Par jeu, Melanie achète les oiseaux et les apporte a Bodega Bay. Dès son arrivée, elle est blessée au front par une mouette. Puis, très vite, la situation devient cauchemardesque. La petite communauté est bientôt envahie par des volatiles meurtriers. Les attaques se multiplient sur la ville...

Certes, à priori, le scénario est de facture laconique et conventionnelle. Pourtant, avec Les Oiseaux, Alfred Hitchcock vient d'inventer un nouveau genre : l'invasion animale au cinéma. Toujours imité mais jamais égalé. En outre, le film va inspirer de nombreux succédanés, dont une suite méconnue, Les Oiseaux 2, un téléfilm sorti en 1994. Hélas, le tournage du film est loin d'être une cinécure.

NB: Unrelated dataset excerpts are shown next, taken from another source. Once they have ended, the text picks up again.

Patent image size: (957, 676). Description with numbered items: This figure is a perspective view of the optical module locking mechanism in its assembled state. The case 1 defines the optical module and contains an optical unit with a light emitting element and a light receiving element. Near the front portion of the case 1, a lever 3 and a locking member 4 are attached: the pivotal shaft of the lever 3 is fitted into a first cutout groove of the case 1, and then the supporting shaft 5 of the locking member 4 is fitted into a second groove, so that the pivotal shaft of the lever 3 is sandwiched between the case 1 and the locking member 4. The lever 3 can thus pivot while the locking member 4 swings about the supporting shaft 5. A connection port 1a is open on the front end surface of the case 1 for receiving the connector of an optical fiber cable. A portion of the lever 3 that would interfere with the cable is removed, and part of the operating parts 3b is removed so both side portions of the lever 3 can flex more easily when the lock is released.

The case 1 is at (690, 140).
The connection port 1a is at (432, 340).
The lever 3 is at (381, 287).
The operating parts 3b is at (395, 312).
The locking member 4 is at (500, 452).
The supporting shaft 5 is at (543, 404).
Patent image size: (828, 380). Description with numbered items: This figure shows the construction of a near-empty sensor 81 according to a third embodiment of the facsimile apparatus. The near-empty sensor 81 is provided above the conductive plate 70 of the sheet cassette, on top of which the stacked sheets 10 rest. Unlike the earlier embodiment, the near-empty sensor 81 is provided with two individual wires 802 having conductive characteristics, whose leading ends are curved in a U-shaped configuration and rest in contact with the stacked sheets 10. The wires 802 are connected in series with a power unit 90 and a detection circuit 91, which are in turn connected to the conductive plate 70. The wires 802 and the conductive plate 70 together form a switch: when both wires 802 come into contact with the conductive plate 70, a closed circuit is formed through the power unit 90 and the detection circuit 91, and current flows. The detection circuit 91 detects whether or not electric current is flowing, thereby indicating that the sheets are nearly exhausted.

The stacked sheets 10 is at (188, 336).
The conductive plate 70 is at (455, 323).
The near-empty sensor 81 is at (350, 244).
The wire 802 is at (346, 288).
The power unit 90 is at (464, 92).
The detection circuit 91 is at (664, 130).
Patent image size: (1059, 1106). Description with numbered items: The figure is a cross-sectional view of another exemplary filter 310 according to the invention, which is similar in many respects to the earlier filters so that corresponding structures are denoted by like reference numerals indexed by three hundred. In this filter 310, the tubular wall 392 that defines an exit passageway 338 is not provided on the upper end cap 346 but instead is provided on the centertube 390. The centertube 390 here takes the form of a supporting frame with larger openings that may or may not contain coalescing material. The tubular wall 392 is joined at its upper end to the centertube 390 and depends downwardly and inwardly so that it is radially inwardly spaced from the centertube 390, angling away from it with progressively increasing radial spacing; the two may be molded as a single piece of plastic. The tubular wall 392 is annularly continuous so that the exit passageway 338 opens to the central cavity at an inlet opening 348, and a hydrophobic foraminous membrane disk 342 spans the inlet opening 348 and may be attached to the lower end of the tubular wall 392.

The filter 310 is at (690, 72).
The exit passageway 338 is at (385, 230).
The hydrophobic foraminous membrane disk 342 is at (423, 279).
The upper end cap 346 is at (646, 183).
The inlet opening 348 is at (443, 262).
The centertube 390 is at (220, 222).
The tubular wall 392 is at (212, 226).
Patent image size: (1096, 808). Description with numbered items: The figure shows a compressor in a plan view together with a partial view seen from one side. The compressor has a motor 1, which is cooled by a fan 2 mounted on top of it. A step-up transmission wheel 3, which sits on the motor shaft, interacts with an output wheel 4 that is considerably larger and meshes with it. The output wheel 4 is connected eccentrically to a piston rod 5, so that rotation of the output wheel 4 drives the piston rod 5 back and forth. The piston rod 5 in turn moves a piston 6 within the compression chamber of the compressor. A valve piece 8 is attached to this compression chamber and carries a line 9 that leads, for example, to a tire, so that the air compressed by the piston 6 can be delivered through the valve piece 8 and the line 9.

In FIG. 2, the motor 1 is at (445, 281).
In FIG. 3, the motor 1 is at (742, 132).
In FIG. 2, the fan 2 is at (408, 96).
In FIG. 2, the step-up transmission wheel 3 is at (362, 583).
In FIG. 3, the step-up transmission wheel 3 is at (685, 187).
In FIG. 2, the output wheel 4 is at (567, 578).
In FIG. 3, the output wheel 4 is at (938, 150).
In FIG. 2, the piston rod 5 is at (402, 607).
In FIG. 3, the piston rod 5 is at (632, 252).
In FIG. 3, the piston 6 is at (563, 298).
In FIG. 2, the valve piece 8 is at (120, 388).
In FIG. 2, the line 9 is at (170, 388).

Certes, Alfred Hitchcock bénéficie d'un bugdet impressionnant à l'époque, soit 2 500 000 de livres sterling. Mais le cinéaste dépasse largement le budget imparti. D'habitude courtois et avenant, le réalisateur se transforme en bibendum vaniteux et acariâtre. Il tourne plusieurs fois certaines séquences, notamment l'attaque des oiseaux dans un grenier en déshérence.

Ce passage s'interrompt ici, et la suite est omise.